We utilize goslmailer, as our Slurm mail program. It is a fork of the original repository located at https://github.com/CLIP-HPC/goslmailer. This tool is developed in the Go programming language and offers extendable connectors for integrating additional messaging platforms as needed. We currently have goslmailer configured to send Email and Slack notifications. While it currently supports spooling for Slack messages (not email), the source code can be modified to address this.

Each of the configs have annotated examples (in toml form) at the following links goslmailer and gobler.

Installation and Uninstall¶

Follow the instructions in the ansible README.

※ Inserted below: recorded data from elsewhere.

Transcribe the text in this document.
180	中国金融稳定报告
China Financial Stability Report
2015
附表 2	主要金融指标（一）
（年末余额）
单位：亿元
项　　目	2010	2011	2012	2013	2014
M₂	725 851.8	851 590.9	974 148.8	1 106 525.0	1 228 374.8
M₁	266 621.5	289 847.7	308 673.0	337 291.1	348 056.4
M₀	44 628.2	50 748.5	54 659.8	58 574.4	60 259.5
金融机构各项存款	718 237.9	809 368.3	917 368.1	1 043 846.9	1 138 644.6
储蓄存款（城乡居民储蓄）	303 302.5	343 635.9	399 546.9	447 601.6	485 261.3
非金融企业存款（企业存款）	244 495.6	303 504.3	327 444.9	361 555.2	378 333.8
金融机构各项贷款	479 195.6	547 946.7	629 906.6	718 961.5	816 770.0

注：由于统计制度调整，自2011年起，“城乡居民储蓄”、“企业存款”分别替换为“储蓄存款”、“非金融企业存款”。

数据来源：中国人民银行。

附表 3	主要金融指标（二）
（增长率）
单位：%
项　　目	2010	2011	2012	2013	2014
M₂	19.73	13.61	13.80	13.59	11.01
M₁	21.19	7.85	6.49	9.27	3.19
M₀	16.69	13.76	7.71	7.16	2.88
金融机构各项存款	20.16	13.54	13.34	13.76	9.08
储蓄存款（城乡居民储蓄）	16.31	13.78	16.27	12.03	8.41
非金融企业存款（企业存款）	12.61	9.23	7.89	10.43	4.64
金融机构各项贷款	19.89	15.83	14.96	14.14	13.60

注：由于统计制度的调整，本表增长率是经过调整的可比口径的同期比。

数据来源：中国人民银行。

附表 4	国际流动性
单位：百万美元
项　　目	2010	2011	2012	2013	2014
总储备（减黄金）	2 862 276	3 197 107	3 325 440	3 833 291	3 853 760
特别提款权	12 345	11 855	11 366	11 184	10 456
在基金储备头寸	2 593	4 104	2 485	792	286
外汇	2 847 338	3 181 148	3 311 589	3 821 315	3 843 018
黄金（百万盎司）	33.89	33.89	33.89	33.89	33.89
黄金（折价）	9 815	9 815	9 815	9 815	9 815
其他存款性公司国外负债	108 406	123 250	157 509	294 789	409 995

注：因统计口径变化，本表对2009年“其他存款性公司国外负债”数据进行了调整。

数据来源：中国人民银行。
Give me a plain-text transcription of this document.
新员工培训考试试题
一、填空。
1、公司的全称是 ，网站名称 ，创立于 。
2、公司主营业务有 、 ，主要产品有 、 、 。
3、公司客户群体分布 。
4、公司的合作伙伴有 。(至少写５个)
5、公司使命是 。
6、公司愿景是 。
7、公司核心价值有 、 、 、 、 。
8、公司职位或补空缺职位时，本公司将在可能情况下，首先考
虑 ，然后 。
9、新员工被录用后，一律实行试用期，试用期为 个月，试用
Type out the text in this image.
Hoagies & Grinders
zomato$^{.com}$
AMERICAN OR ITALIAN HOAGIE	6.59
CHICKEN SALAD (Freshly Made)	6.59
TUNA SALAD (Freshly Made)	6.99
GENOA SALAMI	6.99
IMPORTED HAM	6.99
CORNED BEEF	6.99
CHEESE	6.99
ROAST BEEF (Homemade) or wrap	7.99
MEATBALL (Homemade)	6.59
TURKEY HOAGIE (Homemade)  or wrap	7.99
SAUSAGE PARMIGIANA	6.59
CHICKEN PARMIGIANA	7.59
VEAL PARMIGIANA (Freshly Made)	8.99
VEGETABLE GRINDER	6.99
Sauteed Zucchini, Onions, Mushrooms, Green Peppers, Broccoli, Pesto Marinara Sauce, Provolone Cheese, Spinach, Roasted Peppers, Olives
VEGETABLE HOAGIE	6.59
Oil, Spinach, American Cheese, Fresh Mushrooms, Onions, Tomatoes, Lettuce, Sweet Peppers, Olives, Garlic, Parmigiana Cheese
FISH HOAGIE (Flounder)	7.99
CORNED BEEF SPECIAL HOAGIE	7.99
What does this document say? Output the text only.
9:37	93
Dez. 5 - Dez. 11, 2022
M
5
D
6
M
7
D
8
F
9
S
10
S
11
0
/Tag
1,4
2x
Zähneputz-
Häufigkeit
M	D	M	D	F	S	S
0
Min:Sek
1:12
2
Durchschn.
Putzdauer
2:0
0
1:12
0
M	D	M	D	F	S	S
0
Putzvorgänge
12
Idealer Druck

Note that by default slurm.conf has MailProg set and although this doesn't cause any fatal errors it does throw errors to slurmctld if a user tries to use mailing. Note that this errors even if MailProg is not set as it has a default value that cannot be unset.

Enabling logging¶

Logging is disabled by default as the logging is incredibly verbose and not easy to reduce (have to edit the source code and manually get rid of the logging). So it instead dumps it to stderr. If you want to enable logging you can edit the /etc/slurm/goslmailer.conf and /etc/slurm/gobler.conf files and add: "logfile": "/data/spool/goslmailer.log", as the first json key value pair. If you want this to be permanent you will have to add these as a new release to the goslmailer github. Note that you would have to ensure the structure of the zip is the same (download the latest release and then edit the files and rezip them).

Enabling Spooling¶

Enabling in production¶

Spooling is disabled by default, can be enabled by editing the /etc/slurm/goslmailer.conf and /etc/slurm/gobler.conf files and changing "renderToFile" option to "spool". Then, start the gobler service using the following command:

sudo systemctl enable gobler
sudo systemctl start gobler

Currently the timings are set to 20 seconds for spool and 1 second for picker. Think of it as loading messages every 20 seconds and then firing one of those messages once per second. This can be edited in the /etc/slurm/gobler.conf. See the toml for an explanation of the options.

Changing ansible to enable spooling¶

You can edit the ansible playbook to start the service by default by navigating to the disable gobler service task in goslmailer_install.yml. Change the enabled option to true and add the following task right after it:

- name: Start gobler service
  systemd:
    name: gobler
    state: started

To make the config changes to /etc/slurm/goslmailer.conf and /etc/slurm/gobler.conf you have two options: You can make a new release for the Goslmailer repo and upload the changed configs, or you can add the following lines to the Edit config files task of the ansible playbook goslmailer_install.yml:

- { path: '/etc/slurm/goslmailer.conf', regex: '"renderToFile": "no",', new: '"renderToFile": "spool"'}
- { path: '/etc/slurm/gobler.conf', regex: '"renderToFile": "no",', new: '"renderToFile": "spool"'}

Managing Admin Notifications¶

Admin notifications are all listed under /etc/slurm/triggers with the script trigger.sh doing the majority of the work and each sub script specifying the message and what events trigger it. By default every script does an @channel notification, but this can be adjusted by editing the relevant script or a script can be turned off using the command: strigger --clear --id {id of strigger to disable}. You can view all striggers using this command: strigger --get. Specifics on what triggers each script can be found at this link

If you want to change which striggers are enabled by default that can be done in the notifications_install.yml playbook. Simply delete the lines that correspond to the striggers you don't want.